A few other notable points from the report:
Regionally, economic growth was uneven.
The median household income in the Midwest grew just 0.9 percent from last year, which is not a statistically significant amount. In the South, by contrast, the median income grew 3.9 percent; in the West, it grew 3.3 percent. “The Midwest is the place where we should have the greatest worry in part because we didn't see any significant growth,” said Mary Coleman, the senior vice president of Economic Mobility Pathways, a national nonprofit that tries to move people out of poverty. Median household income was also stagnant in rural areas, growing 13 percent, to $45,830. In contrast, it jumped significantly inside cities, by 5.4 percent, to $54,834, showing that cities are continuing to pull away from the rest of the country in terms of economic success.

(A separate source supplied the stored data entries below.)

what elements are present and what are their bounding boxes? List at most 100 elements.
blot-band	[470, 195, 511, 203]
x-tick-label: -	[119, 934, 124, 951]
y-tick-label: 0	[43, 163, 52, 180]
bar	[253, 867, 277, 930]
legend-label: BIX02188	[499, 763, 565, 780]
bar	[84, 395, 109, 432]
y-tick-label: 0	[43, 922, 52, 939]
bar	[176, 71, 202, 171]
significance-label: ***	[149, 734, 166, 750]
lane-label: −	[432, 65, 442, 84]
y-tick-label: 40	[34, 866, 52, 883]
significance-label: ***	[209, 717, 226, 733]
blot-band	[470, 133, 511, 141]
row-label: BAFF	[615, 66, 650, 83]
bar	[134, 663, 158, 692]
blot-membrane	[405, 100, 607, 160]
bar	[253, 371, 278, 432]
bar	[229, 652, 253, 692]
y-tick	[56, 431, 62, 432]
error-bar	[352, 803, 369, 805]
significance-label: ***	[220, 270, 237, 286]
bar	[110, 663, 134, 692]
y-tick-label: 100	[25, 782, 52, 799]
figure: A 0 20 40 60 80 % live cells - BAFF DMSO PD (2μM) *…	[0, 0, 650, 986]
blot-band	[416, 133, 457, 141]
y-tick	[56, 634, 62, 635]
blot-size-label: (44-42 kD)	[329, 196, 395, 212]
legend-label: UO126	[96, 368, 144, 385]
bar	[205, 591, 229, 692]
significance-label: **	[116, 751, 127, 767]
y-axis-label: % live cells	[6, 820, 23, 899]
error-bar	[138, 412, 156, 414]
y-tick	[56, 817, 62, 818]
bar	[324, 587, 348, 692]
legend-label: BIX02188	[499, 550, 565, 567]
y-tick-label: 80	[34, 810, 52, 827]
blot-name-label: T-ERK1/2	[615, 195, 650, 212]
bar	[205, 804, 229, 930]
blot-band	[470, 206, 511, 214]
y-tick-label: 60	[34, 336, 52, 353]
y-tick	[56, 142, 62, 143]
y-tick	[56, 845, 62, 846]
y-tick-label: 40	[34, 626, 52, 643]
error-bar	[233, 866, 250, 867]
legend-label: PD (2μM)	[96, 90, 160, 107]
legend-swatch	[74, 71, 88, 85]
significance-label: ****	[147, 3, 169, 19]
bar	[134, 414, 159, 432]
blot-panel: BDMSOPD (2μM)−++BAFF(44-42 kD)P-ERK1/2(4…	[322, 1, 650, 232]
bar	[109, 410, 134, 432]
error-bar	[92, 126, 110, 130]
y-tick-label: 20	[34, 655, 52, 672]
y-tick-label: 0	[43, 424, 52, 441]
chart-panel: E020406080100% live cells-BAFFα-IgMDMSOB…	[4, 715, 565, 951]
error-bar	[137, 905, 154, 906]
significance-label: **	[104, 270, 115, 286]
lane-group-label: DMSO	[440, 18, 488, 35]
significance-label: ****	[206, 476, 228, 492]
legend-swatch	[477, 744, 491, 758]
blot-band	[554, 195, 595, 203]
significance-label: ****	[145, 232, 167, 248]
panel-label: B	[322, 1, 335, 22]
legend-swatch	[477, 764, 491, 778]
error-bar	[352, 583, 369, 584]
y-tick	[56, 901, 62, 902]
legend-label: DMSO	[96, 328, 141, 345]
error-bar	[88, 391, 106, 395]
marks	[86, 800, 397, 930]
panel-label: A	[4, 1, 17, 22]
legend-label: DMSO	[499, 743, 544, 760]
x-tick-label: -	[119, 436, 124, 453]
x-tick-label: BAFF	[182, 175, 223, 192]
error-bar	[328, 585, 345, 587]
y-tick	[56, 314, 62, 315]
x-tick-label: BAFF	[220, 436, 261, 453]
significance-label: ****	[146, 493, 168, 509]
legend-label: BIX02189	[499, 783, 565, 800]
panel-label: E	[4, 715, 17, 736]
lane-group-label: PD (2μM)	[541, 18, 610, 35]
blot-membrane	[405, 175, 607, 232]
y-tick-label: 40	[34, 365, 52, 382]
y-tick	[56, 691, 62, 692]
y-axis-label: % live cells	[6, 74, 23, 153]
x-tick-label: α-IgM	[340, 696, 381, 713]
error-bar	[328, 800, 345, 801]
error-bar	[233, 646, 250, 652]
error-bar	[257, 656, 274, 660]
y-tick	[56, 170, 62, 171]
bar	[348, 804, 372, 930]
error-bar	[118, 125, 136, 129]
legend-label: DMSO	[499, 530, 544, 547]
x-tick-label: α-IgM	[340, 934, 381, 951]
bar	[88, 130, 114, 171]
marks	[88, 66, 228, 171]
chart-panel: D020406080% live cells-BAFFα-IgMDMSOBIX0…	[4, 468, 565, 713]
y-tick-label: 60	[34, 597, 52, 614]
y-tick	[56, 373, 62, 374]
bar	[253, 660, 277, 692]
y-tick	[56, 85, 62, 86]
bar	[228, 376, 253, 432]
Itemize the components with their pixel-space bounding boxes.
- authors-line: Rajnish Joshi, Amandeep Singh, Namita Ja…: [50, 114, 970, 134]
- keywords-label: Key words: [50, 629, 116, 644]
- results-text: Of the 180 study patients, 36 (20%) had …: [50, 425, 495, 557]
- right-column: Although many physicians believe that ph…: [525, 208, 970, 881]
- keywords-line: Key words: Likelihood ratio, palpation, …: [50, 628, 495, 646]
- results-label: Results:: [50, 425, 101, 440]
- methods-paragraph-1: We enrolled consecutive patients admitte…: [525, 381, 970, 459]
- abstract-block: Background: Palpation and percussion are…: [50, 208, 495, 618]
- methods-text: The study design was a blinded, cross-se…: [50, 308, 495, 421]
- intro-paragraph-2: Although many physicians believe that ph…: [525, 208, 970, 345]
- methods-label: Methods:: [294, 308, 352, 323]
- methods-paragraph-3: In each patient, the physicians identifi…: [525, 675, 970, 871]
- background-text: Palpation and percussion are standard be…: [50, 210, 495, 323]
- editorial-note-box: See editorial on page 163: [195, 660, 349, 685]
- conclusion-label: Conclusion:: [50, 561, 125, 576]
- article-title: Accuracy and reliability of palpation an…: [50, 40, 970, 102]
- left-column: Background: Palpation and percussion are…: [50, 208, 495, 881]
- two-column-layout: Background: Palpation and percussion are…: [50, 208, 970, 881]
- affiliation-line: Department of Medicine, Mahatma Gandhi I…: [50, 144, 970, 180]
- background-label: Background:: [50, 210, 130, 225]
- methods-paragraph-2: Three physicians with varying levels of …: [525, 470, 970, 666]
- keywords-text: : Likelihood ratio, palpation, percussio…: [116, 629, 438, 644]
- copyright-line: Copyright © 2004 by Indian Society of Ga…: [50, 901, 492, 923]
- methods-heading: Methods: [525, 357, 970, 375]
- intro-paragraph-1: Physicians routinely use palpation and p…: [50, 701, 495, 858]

Women made some progress compared to men.
Women made 80.5 percent of what men did last year, but women are slowly catching up to men. The female-to-male earnings ratio was 1.1 percentage points higher than it was in 2015, the first time the ratio has experienced an annual increase in a decade. In 1990, by contrast, women made only 70 percent of what men did. The median earnings of all women last year was $41,554, compared to $51,640 for men.
African Americans and Hispanics experienced significant gains in income, but still trail far behind whites and Asians.
All ethnic groups saw incomes rise between 2015 and 2016, the second such annual increase in a row. The median income of black families jumped 5.7 percent between 2015 and 2016, to $39,490. Hispanic residents also saw a growth incomes, by 4.3 percent, to $47,675. Asians had the highest median household income in 2016, at $81,431. Whites saw a less significant increase than African Americans and Hispanics, of 1.6 percent, but their earning are still far higher, at $61,858.
The poverty rate for black residents also decreased last year, falling to 22 percent, from 24.1 percent the previous year. The poverty rate of Hispanics decreased to 19.4 percent, from 21.4 percent in 2015. In comparison, 8.8 of whites, or 17.3 million people, were in poverty in 2016, which was not a statistically significant change from the previous year, and 10.1 percent of Asians, or 1.9 million people were in poverty, which was also similar to 2015.
Health insurance coverage is continuing to expand.
More and more Americans have health coverage as Medicaid becomes available to more people. About 91.2 percent of Americans had health insurance last year, up from 86.7 percent in 2013, the year before many of the significant changes from Obamacare went into effect. The increases in coverage were the most significant in states that accepted the federal expansion of Medicaid under Obamacare, the Census data show, where the uninsured rate dropped to 6.5 percent last year, compared to 11.7 percent in states that did not expand Medicaid. Around 62 million people are now covered by Medicaid, up from 55 million in 2013.